Depuis longtemps Collomb était devenu le ministre de l’Intérieur… de Lyon. Ses collaborateurs à Beauvau savaient que le ministère n’était qu’une parenthèse d’une carrière politique commencée il y a cinquante ans. À Beauvau, il a toujours gardé la même obsession pour sa ville, dont il a été maire de 2001 à 2017. Et l’officialisation de son départ a empiré la situation : comment aurait-il pu tenir plus longtemps son ministère, gérer la police en temps de menace terroriste élevée ou réformer l’islam de France alors qu’il avait la tête ailleurs ?
Ministre à « mi-temps »
Quelle trace Collomb va-t-il laisser à l’Intérieur ? Celle d’un ministre à « mi-temps », comme le surnommaient les mauvaises langues à Beauvau, tant il multipliait les allers-retours dans sa ville de cœur ; d’un ministre qui a fait de la loi asile-immigration une priorité absolue, qui a parlé de « benchmarking » au sujet des migrants choisissant leur pays européen, fissurant un peu plus la majorité tout en s’assurant une certaine popularité auprès des Français particulièrement sensibles à cette thématique. « Comment parler de valeurs républicaines alors qu’on ne trouve plus que des produits maliens dans une épicerie de Sevran », lançait-il aux directeurs de son ministère, qu’il avait réunis pour les remobiliser après l’annonce de son départ programmé.
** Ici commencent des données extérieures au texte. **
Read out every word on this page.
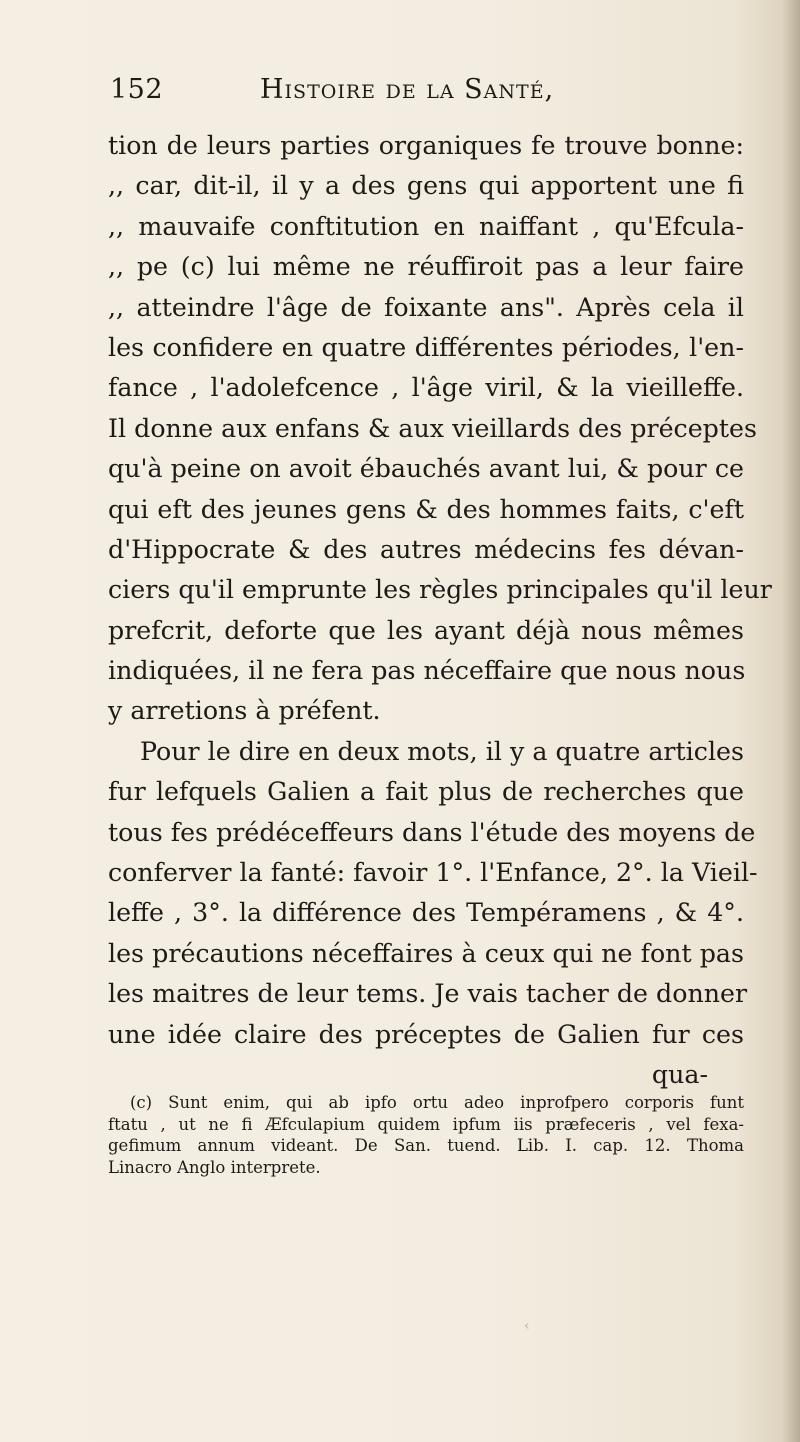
152	Histoire de la Santé,
tion de leurs parties organiques fe trouve bonne:
,, car, dit-il, il y a des gens qui apportent une fi
,, mauvaife conftitution en naiffant , qu'Efcula-
,, pe (c) lui même ne réuffiroit pas a leur faire
,, atteindre l'âge de foixante ans". Après cela il
les confidere en quatre différentes périodes, l'en-
fance , l'adolefcence , l'âge viril, & la vieilleffe.
Il donne aux enfans & aux vieillards des préceptes
qu'à peine on avoit ébauchés avant lui, & pour ce
qui eft des jeunes gens & des hommes faits, c'eft
d'Hippocrate & des autres médecins fes dévan-
ciers qu'il emprunte les règles principales qu'il leur
prefcrit, deforte que les ayant déjà nous mêmes
indiquées, il ne fera pas néceffaire que nous nous
y arretions à préfent.
Pour le dire en deux mots, il y a quatre articles
fur lefquels Galien a fait plus de recherches que
tous fes prédéceffeurs dans l'étude des moyens de
conferver la fanté: favoir 1°. l'Enfance, 2°. la Vieil-
leffe , 3°. la différence des Tempéramens , & 4°.
les précautions néceffaires à ceux qui ne font pas
les maitres de leur tems. Je vais tacher de donner
une idée claire des préceptes de Galien fur ces
qua-
(c) Sunt enim, qui ab ipfo ortu adeo inprofpero corporis funt
ftatu , ut ne fi Æfculapium quidem ipfum iis præfeceris , vel fexa-
gefimum annum videant. De San. tuend. Lib. I. cap. 12. Thoma
Linacro Anglo interprete.
‹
Lors de cette réunion, le ministre est apparu « goguenard », « fier de lui », comme quelqu’un qui « avait l’air d’avoir fait un mauvais coup ».
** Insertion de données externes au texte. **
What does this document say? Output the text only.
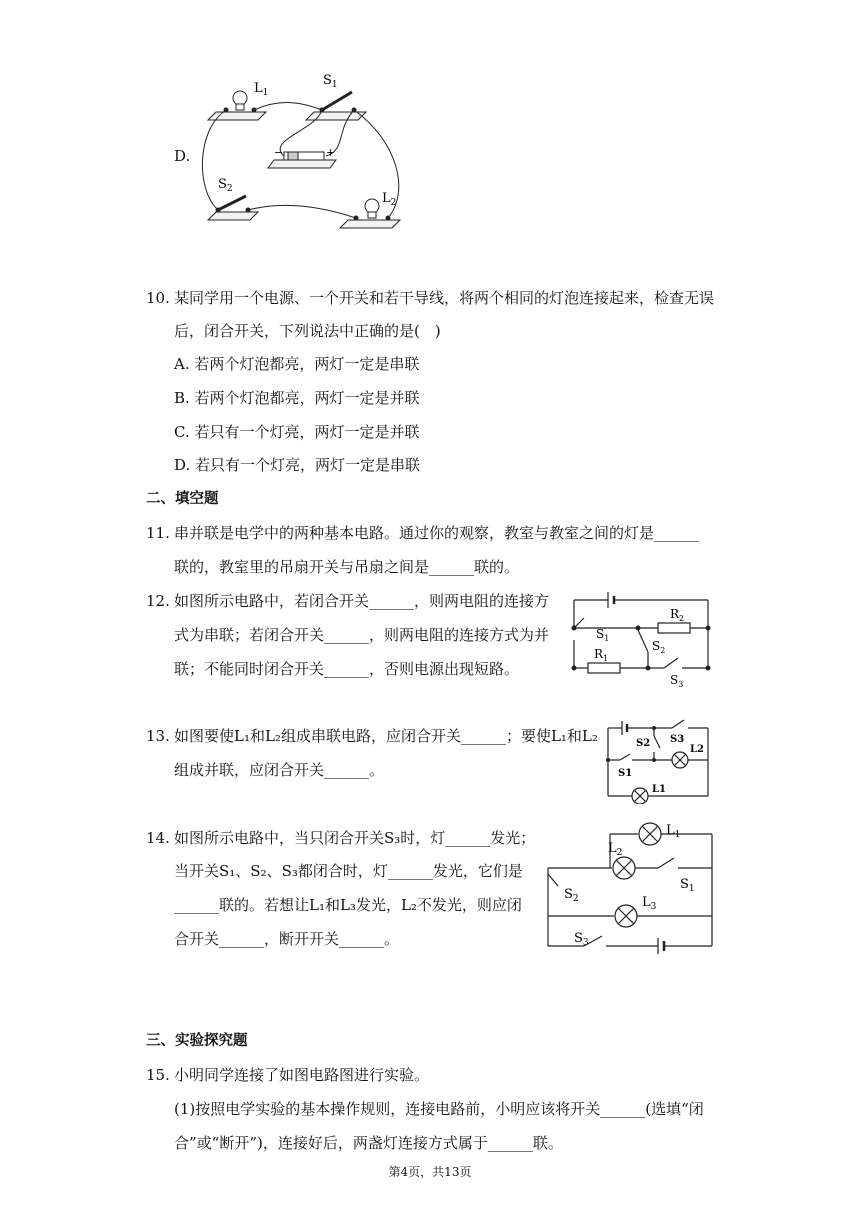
D.
$L_1$
$S_1$
−	+
$S_2$
$L_2$
10. 某同学用一个电源、一个开关和若干导线，将两个相同的灯泡连接起来，检查无误
后，闭合开关，下列说法中正确的是(　)
A. 若两个灯泡都亮，两灯一定是串联
B. 若两个灯泡都亮，两灯一定是并联
C. 若只有一个灯亮，两灯一定是并联
D. 若只有一个灯亮，两灯一定是串联
二、填空题
11. 串并联是电学中的两种基本电路。通过你的观察，教室与教室之间的灯是______
联的，教室里的吊扇开关与吊扇之间是______联的。
12. 如图所示电路中，若闭合开关______，则两电阻的连接方
式为串联；若闭合开关______，则两电阻的连接方式为并
联；不能同时闭合开关______，否则电源出现短路。
$R_2$
$R_1$
$S_1$
$S_2$
$S_3$
13. 如图要使L₁和L₂组成串联电路，应闭合开关______；要使L₁和L₂
组成并联，应闭合开关______。
S2 S3
S1
L2
L1
14. 如图所示电路中，当只闭合开关S₃时，灯______发光；
当开关S₁、S₂、S₃都闭合时，灯______发光，它们是
______联的。若想让L₁和L₃发光，L₂不发光，则应闭
合开关______，断开开关______。
$L_1$
$L_2$
$L_3$
$S_1$
$S_2$
$S_3$
三、实验探究题
15. 小明同学连接了如图电路图进行实验。
(1)按照电学实验的基本操作规则，连接电路前，小明应该将开关______(选填“闭
合”或“断开”)，连接好后，两盏灯连接方式属于______联。
第4页，共13页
Il laissera aussi l’image d’un ministre qui n’a jamais réussi à endosser le costume de premier flic de France, celle d’un ministre qui, selon plusieurs connaisseurs du dossier, a reculé des quatre fers pour entamer le processus de consultation de la réforme de l’islam de France, pourtant érigé en priorité du quinquennat par Macron, celle aussi d’un ministre qui a aussi tout fait pour associer son nom à celui de la police de sécurité de quartiers (PSQ) avant de partir. Mais surtout celle d’un ministre qui a ouvert la porte du nouveau monde avant de la claquer derrière lui.